かといって、叔父夫婦とはもう関わりたいとは思わない。
王都で知り合った人たちは、会おうと思えばいつでも会えるし、アリアやウォーレンの家には電話があるので、通話料は高額であるものの、話したければ電話をかけることもできる。
「そういえば、貴族の間ではカードを送り合うのが流行していると聞きましたが、それもしたことがないですね」
特に女性の貴族の間では、ちょっとしたことで絵葉書のようなカードを送り合う習慣があるという。素敵な絵を眺めて気分転換をしたり、私的なスペースに飾ったりするらしい。
今度、セラフィナにもカードを送ってみようか。そんなことを考えながら、いくつかのレターセットを見繕う。
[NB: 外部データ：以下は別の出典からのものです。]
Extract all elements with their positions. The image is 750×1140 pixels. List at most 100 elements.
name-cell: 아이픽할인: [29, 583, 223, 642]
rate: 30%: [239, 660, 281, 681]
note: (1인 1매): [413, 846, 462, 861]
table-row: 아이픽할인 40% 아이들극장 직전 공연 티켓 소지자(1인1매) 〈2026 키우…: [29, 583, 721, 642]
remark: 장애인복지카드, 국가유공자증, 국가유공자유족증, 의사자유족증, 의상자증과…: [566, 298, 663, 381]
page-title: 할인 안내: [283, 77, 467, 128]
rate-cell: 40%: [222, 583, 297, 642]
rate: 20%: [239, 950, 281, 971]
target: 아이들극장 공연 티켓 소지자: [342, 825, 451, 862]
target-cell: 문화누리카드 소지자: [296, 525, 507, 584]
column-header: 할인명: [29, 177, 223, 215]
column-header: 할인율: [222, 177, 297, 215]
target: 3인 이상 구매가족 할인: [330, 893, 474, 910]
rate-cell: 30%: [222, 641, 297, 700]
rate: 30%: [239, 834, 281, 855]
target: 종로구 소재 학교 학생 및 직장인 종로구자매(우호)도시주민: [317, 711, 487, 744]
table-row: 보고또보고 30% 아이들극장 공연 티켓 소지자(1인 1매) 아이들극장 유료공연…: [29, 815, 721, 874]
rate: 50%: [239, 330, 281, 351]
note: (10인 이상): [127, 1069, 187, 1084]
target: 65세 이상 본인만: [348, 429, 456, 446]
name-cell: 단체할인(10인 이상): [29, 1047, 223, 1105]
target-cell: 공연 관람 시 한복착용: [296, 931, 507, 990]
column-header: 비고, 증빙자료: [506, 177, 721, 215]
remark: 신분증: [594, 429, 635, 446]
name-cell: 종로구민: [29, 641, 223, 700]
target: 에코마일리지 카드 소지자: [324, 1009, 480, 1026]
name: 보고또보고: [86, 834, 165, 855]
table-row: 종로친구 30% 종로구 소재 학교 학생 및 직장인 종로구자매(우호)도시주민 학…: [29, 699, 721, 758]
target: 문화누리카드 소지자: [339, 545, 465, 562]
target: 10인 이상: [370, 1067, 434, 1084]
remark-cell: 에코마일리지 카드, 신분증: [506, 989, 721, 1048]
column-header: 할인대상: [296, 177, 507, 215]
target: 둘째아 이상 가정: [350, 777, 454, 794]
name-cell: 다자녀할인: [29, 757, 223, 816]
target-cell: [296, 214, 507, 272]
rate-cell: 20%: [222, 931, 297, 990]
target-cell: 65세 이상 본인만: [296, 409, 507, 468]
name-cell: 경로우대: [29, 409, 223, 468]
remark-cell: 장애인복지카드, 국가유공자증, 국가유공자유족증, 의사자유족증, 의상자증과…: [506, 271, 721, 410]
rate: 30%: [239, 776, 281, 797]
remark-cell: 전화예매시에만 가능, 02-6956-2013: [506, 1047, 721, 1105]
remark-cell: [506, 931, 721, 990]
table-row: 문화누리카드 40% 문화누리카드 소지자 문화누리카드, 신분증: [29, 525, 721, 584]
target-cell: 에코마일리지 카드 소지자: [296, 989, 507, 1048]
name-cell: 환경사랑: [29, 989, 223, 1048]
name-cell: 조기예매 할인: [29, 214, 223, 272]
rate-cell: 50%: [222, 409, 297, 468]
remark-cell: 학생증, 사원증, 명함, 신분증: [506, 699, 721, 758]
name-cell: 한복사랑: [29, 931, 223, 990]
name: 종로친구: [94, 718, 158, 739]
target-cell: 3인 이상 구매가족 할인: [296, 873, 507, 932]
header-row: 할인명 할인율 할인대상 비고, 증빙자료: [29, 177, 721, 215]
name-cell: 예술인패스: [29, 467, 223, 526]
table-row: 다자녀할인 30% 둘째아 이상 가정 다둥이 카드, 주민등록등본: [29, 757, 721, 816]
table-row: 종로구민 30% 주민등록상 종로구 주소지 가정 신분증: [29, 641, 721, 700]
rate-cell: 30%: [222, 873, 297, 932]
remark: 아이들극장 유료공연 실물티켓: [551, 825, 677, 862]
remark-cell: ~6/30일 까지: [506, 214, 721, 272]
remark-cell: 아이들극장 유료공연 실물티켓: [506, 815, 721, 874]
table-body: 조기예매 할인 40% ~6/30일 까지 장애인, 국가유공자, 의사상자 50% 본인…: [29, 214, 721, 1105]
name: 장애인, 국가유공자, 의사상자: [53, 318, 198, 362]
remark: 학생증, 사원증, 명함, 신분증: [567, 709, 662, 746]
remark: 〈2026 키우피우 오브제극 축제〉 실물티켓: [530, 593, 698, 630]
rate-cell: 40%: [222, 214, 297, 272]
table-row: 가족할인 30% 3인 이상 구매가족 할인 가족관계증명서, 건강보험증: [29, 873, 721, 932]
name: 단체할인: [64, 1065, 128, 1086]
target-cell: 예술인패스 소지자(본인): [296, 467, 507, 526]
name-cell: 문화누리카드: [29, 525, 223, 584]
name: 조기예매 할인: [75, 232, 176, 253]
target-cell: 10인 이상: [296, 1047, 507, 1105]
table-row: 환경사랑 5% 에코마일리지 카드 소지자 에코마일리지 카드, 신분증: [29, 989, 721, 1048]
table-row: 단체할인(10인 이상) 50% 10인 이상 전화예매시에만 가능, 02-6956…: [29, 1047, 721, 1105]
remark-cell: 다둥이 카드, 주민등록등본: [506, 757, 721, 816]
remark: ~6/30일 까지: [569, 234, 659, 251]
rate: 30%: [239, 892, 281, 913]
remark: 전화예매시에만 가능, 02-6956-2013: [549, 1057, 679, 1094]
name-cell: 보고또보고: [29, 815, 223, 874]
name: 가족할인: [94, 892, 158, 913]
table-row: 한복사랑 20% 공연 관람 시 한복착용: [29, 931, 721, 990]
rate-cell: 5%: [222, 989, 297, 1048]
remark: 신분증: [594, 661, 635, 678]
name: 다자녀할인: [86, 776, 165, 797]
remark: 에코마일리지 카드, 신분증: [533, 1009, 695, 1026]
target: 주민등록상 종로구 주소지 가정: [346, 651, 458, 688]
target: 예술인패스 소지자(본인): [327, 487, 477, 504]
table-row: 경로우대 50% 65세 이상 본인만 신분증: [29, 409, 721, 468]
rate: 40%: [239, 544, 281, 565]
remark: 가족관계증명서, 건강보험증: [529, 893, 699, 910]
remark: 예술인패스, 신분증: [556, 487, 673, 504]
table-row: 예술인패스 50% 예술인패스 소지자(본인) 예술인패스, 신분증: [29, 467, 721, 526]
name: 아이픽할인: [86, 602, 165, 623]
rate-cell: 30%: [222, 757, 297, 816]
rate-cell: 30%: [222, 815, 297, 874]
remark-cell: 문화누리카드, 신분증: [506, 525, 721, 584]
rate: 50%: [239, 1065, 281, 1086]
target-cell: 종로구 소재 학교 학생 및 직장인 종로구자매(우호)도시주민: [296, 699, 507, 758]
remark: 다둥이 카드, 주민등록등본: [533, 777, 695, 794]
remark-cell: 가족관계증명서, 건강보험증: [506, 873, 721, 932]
セラフィナと付き合うために王宮から予算は出ているが、友人への差し入れにそのお金を使うことには、いまだに少し慣れない。身分が身分だから、と思ってはいるものの、割り切るのはなかなか難しかった。
いくつか見繕ってカウンターに向かうものの、店主の姿はない。どうやら奥にいるらしく、すみませーんと声を掛けると、はいはい、と応えがあり、四十代ほどの男性が出てきた。
白髪に近い金の髪に、モノクルをつけた知的な感じの紳士である。
「すみません、このみっつを頂けますか?」
綺麗に包装して、リボンも掛けてもらおう。そう思っていると、店主はオーレリアを見て、あんぐり、と大きな口を開けた。
「レティシア!?」
「えっ」
驚いたように呼ばれたのは、とても懐かしい名前だった。
「いや、レティなわけがないが……その」
動揺している店主に、オーレリアはごくりと喉を鳴らす。
レティシア・フスクス。
それは久しく聞くことのなかった、母の名前だった。
ウォーレンは真剣にレターセットを選ぶオーレリアを見て、ちょっとうらやましくなってしまいましたが、通じてませんでした。